The company is preparing 11 patches to correct these flaws
Last Tuesday the SAP business provider launched 11 different security alerts for its users. According to cybersecurity and ethical hacking specialists from the International Institute of Cyber Security, the company informed its customers about the launch of a series of security patches to correct vulnerabilities recently found in the data management system.
Heading the list of found vulnerabilities is a 2.11.3 version of SAP Cloud Connector that has been tracked as CVE-2019-0246. According to reports from cybersecurity specialists, this software performs poor authentication for the functions that require verifying the user’s identity. Exploiting a related vulnerability (CVE-2019-0247) would allow remote code execution attack.
Then there is SAP Landscape Management, which presents a critical information-leaking vulnerability (tracked as CVE-2019-0249).

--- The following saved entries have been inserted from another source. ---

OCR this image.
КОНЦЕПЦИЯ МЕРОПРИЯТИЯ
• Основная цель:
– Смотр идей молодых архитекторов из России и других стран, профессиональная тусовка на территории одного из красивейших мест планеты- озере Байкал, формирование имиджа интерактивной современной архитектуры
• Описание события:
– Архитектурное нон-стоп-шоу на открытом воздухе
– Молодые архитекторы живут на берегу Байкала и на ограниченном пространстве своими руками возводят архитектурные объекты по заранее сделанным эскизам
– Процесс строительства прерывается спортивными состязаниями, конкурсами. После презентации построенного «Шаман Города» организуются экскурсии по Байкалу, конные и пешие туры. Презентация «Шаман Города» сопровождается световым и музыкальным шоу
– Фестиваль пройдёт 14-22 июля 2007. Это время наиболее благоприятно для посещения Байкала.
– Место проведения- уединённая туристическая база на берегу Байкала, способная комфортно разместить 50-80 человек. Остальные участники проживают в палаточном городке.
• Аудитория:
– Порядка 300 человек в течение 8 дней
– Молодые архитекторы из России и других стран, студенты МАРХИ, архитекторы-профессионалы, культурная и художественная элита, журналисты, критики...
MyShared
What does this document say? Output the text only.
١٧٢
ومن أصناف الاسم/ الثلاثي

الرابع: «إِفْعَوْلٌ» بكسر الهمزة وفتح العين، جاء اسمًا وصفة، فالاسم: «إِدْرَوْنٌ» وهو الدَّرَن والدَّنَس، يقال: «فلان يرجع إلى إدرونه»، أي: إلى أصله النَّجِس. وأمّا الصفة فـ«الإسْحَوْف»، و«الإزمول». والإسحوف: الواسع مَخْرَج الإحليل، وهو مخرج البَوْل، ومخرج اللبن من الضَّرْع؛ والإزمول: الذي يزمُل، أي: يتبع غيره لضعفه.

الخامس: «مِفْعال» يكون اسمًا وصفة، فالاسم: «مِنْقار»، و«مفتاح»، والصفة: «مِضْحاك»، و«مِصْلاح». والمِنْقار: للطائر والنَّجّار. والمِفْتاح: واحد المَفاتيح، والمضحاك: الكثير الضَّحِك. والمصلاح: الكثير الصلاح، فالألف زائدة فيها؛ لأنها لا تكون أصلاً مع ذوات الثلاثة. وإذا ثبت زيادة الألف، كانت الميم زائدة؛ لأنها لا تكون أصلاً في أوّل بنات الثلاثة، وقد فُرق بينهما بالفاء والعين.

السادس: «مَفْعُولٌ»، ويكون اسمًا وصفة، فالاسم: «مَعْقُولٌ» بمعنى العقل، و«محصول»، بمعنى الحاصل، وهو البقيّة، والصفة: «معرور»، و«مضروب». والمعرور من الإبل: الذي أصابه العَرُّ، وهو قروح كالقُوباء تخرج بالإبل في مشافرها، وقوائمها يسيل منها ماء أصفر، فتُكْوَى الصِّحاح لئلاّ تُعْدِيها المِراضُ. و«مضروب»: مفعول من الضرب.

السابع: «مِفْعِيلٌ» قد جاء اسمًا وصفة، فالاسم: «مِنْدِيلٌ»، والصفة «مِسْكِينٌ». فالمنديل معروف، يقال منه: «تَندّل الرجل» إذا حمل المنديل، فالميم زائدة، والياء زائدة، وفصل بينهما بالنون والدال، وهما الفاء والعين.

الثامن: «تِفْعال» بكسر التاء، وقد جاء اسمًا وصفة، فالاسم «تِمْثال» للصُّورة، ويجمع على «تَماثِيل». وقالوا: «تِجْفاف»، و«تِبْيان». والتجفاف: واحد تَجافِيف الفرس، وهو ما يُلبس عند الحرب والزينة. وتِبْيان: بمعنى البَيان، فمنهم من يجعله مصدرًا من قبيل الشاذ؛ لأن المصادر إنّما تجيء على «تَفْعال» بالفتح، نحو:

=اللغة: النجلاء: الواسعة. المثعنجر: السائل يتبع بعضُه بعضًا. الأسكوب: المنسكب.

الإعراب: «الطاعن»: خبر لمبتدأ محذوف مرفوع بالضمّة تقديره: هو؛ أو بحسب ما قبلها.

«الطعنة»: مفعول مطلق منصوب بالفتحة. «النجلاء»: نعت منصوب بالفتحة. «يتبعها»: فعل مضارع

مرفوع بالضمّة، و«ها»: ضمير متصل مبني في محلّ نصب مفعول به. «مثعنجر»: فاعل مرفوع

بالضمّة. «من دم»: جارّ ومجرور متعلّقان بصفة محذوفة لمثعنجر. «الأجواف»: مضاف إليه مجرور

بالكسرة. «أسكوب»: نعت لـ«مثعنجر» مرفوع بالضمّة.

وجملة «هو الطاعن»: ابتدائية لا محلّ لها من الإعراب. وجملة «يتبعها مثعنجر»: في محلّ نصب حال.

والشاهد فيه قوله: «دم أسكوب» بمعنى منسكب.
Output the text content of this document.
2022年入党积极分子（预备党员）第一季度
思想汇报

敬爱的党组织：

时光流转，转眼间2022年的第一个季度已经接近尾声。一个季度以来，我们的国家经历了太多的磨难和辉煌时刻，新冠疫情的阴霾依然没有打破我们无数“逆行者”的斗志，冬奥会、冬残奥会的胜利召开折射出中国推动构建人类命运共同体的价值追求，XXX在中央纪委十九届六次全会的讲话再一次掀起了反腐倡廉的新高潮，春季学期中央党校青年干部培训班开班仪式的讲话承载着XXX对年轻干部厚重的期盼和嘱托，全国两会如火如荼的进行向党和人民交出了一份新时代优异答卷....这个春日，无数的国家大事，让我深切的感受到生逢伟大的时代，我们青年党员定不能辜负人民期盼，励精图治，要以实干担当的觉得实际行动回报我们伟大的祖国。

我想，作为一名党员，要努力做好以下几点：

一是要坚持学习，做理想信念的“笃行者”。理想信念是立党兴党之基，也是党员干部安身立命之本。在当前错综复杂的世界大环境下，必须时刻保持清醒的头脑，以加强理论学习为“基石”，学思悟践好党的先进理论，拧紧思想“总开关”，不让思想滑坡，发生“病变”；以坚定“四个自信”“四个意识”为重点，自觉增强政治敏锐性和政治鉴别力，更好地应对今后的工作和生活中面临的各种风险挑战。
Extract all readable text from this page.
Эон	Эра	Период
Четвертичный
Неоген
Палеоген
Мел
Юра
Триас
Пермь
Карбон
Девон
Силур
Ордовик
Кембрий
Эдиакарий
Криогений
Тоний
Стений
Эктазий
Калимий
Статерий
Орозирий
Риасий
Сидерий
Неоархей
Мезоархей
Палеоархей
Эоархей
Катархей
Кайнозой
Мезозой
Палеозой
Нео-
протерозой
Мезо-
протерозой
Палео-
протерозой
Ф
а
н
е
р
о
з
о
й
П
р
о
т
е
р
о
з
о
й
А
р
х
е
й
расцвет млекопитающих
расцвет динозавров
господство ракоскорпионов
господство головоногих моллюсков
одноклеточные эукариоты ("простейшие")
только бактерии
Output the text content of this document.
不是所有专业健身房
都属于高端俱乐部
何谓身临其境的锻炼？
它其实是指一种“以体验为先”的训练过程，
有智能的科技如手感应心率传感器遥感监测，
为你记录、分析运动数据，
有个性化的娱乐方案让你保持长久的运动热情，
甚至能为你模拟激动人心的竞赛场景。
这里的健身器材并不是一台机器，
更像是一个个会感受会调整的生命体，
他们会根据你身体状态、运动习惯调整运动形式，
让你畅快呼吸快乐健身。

Two SAP products presented additional authentication errors — the SAP data store system and SAP Enterprise Financial Services. Both vulnerabilities (CVE-2019-0243 and CVE-2018-2484) are errors in the authentication process that could allow an attacker to run a privilege escalation, as reported by several cybersecurity experts.
On the other hand, the SAP Financial Consolidation Cube Designer software presents a vulnerability that could reveal password details (CVE-2018-2499), and the ABAP application server would present information leaking without authorization vulnerability (CVE-2019-0248).
Two denial-of-service (DDoS) vulnerabilities were also found. The first of these flaws was found in SAP Work and Inventory Management (CVE-2019-0241); the second was found acting through malicious links specially crafted in the Business Objects Tool for Android (CVE-2019-0240).
Finally, XSS vulnerability was found in SAP Commerce (CVE-2019-0238) and two others in the Enterprise CRM User Interface (CVE-2019-0244 and CVE-2019-0245).
Full details about these vulnerabilities can be found on the SAP support page. The company’s customers are encouraged to update their tools as soon as possible.